From example/example_usage.rb:

require 'pp'
require 'dep_selector'

# This example corresponds to the following dependency graph:
#   A has versions: 1, 2
#   B has versions: 1, 2, 3
#   C has versions: 1, 2
#   D has versions: 1, 2
#   A1 -> B=1         (v1 of package A depends on v1 of package B)
#   A2 -> B>=2, C=1   (v2 of package A depends on B at v2 or greater and v1 of C)
#   B3 -> D=1         (v3 of package B depends on v1 of package D)
#   C2 -> D=2         (v2 of package C depends on v2 of package D)

include DepSelector

# create dependency graph
dep_graph = DependencyGraph.new

# package A has versions 1 and 2
a = dep_graph.package('A')
a1 = a.add_version(Version.new('1.0.0'))
a2 = a.add_version(Version.new('2.0.0'))

# package B has versions 1, 2, and 3
b = dep_graph.package('B')
b1 = b.add_version(Version.new('1.0.0'))
b2 = b.add_version(Version.new('2.0.0'))
b3 = b.add_version(Version.new('3.0.0'))

# package C only has versions 1 and 2
c = dep_graph.package('C')
c1 = c.add_version(Version.new('1.0.0'))
c2 = c.add_version(Version.new('2.0.0'))

# package D only has versions 1 and 2
d = dep_graph.package('D')
d1 = d.add_version(Version.new('1.0.0'))
d2 = d.add_version(Version.new('2.0.0'))

# package A version 1 has a dependency on package B at exactly 1.0.0
# Note: Though we reference the variable b in the Dependency, packages
# do not have to be created before being referenced.
# DependencyGraph#package looks up the package based on the name or
# auto-vivifies it if it doesn't yet exist, so referring to the
# variable b or calling dep_graph.package('B') before or after b is
# assigned are all equivalent.
a1.dependencies << Dependency.new(b, VersionConstraint.new('= 1.0.0'))
a1.dependencies << Dependency.new(d, VersionConstraint.new('= 2.0.0'))

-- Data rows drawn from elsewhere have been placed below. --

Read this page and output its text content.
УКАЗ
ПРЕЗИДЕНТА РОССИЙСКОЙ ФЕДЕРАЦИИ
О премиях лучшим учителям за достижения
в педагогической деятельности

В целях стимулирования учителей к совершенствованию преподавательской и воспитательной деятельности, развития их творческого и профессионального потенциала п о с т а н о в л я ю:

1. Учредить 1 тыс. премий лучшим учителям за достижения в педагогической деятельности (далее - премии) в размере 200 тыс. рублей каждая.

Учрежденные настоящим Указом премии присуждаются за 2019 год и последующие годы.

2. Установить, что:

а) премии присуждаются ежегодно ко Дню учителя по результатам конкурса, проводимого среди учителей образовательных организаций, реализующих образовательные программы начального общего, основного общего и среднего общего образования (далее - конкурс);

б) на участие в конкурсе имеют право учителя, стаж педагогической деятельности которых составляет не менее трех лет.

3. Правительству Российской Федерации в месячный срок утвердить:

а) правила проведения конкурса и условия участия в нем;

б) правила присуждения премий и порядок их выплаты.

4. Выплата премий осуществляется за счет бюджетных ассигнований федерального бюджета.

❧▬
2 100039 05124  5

# package A version 2 has dependencies on package B >= 2.0.0 and C at exactly 1.0.0
a2.dependencies << Dependency.new(b, VersionConstraint.new('>= 2.0.0'))
a2.dependencies << Dependency.new(c, VersionConstraint.new('= 1.0.0'))

# package B version 3 has a dependency on package D at exactly 1.0.0
b3.dependencies << Dependency.new(d, VersionConstraint.new('= 1.0.0'))

# package C version 2 has a dependency on package D at exactly 2.0.0
c2.dependencies << Dependency.new(d, VersionConstraint.new('= 2.0.0'))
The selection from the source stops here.